Using a special 3D camera with image analysis, Dr Tan takes photos before treatment and immediately after treatment. He will take a third set at the follow-up a couple of months later, where results can be assessed most accurately.
“I like to document objectively the degree of improvement after a filler treatment,” he explained. “It also helps us track progress over the years.” Needle time! Several local anaesthetic injections around the hairline on the sides of my face helped to minimise any discomfort from the blunt needle that Dr Tan would use to inject the product.
I cannot truthfully say that the next half hour of treatment was painless. He said I should expect a “pulling” sensation, and that’s pretty accurate. Brief moments were distinctly ouch-y, but it was generally bearable.

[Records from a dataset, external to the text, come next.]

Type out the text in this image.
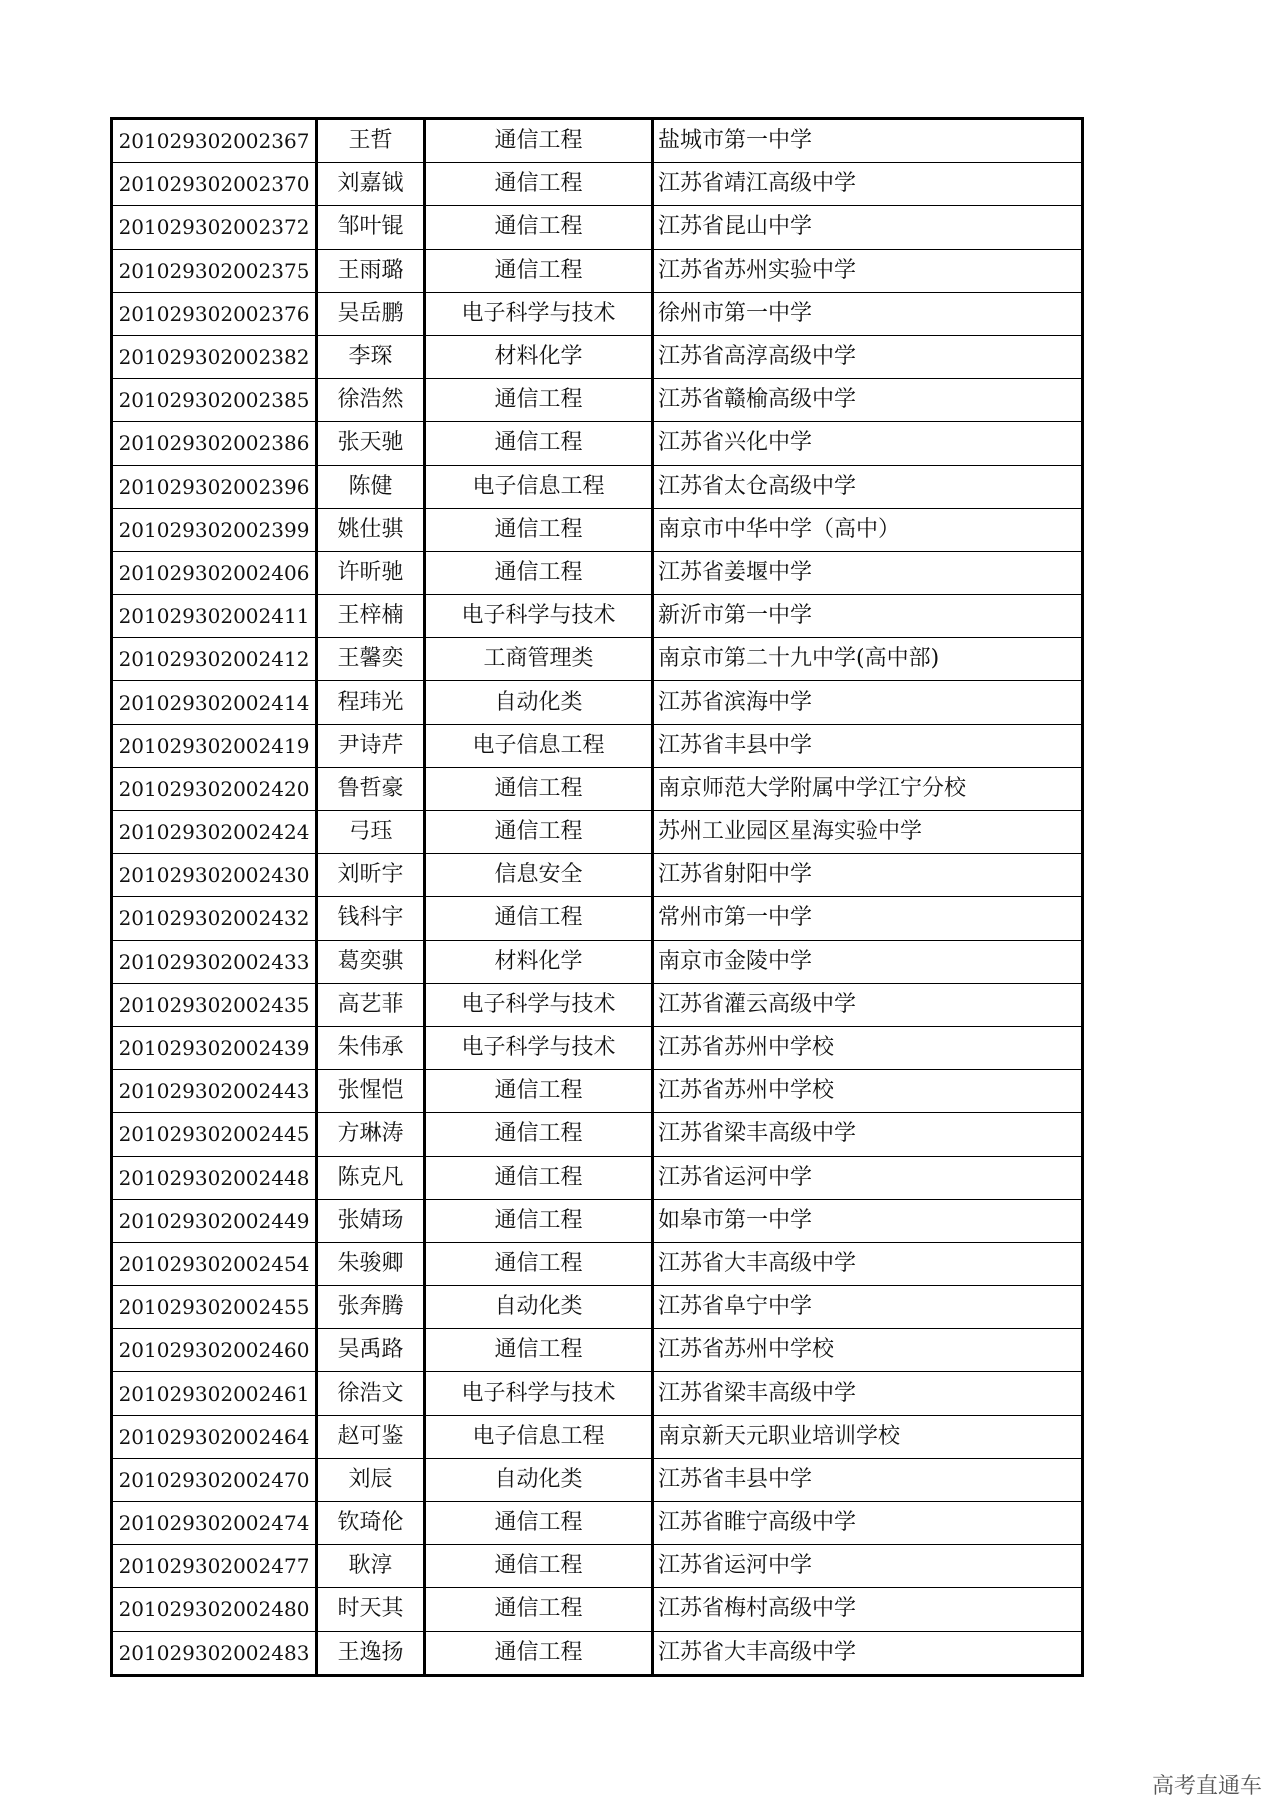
201029302002367	王哲	通信工程	盐城市第一中学
201029302002370	刘嘉钺	通信工程	江苏省靖江高级中学
201029302002372	邹叶锟	通信工程	江苏省昆山中学
201029302002375	王雨璐	通信工程	江苏省苏州实验中学
201029302002376	吴岳鹏	电子科学与技术	徐州市第一中学
201029302002382	李琛	材料化学	江苏省高淳高级中学
201029302002385	徐浩然	通信工程	江苏省赣榆高级中学
201029302002386	张天驰	通信工程	江苏省兴化中学
201029302002396	陈健	电子信息工程	江苏省太仓高级中学
201029302002399	姚仕骐	通信工程	南京市中华中学（高中）
201029302002406	许昕驰	通信工程	江苏省姜堰中学
201029302002411	王梓楠	电子科学与技术	新沂市第一中学
201029302002412	王馨奕	工商管理类	南京市第二十九中学(高中部)
201029302002414	程玮光	自动化类	江苏省滨海中学
201029302002419	尹诗芹	电子信息工程	江苏省丰县中学
201029302002420	鲁哲豪	通信工程	南京师范大学附属中学江宁分校
201029302002424	弓珏	通信工程	苏州工业园区星海实验中学
201029302002430	刘昕宇	信息安全	江苏省射阳中学
201029302002432	钱科宇	通信工程	常州市第一中学
201029302002433	葛奕骐	材料化学	南京市金陵中学
201029302002435	高艺菲	电子科学与技术	江苏省灌云高级中学
201029302002439	朱伟承	电子科学与技术	江苏省苏州中学校
201029302002443	张惺恺	通信工程	江苏省苏州中学校
201029302002445	方琳涛	通信工程	江苏省梁丰高级中学
201029302002448	陈克凡	通信工程	江苏省运河中学
201029302002449	张婧玚	通信工程	如皋市第一中学
201029302002454	朱骏卿	通信工程	江苏省大丰高级中学
201029302002455	张奔腾	自动化类	江苏省阜宁中学
201029302002460	吴禹路	通信工程	江苏省苏州中学校
201029302002461	徐浩文	电子科学与技术	江苏省梁丰高级中学
201029302002464	赵可鉴	电子信息工程	南京新天元职业培训学校
201029302002470	刘辰	自动化类	江苏省丰县中学
201029302002474	钦琦伦	通信工程	江苏省睢宁高级中学
201029302002477	耿淳	通信工程	江苏省运河中学
201029302002480	时天其	通信工程	江苏省梅村高级中学
201029302002483	王逸扬	通信工程	江苏省大丰高级中学
高考直通车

Meanwhile, his sweet and soothing assistant Yumi patted my arm kindly and radiated sympathy. She’d also handed me a couple of squeezy toys, apparently in the hope that I’d vent on them rather than on her boss.
I’d been told to expect mild swelling and a tight sensation for up to five days while the product was being integrated into my skin. During that time, I should avoid massage, sauna and vigorous exercise. Light makeup would cover any needle-marks or bruising.
Barely four hours later, I met my friend Geri for drinks and dinner at Dempsey. Warned to expect a red and lumpy-faced me, she’d kindly booked a table in a dark corner – good thinking, but not strictly necessary.
Also, I’d be flying to France three days after treatment. Dr Tan said that should be perfectly fine, and it was. And when I met up with my husband on Day Four, he noticed nothing amiss.
Six weeks later
An important advantage of Ellansé filler, compared to HA, is its promise to visibly improve skin quality within one to two months. Today, my skin is looking as good as ever – plump, resilient and glowing. As for the volumising and uplifting effect, it’s exactly what I’d hoped for: a subtle yet significant rejuvenation.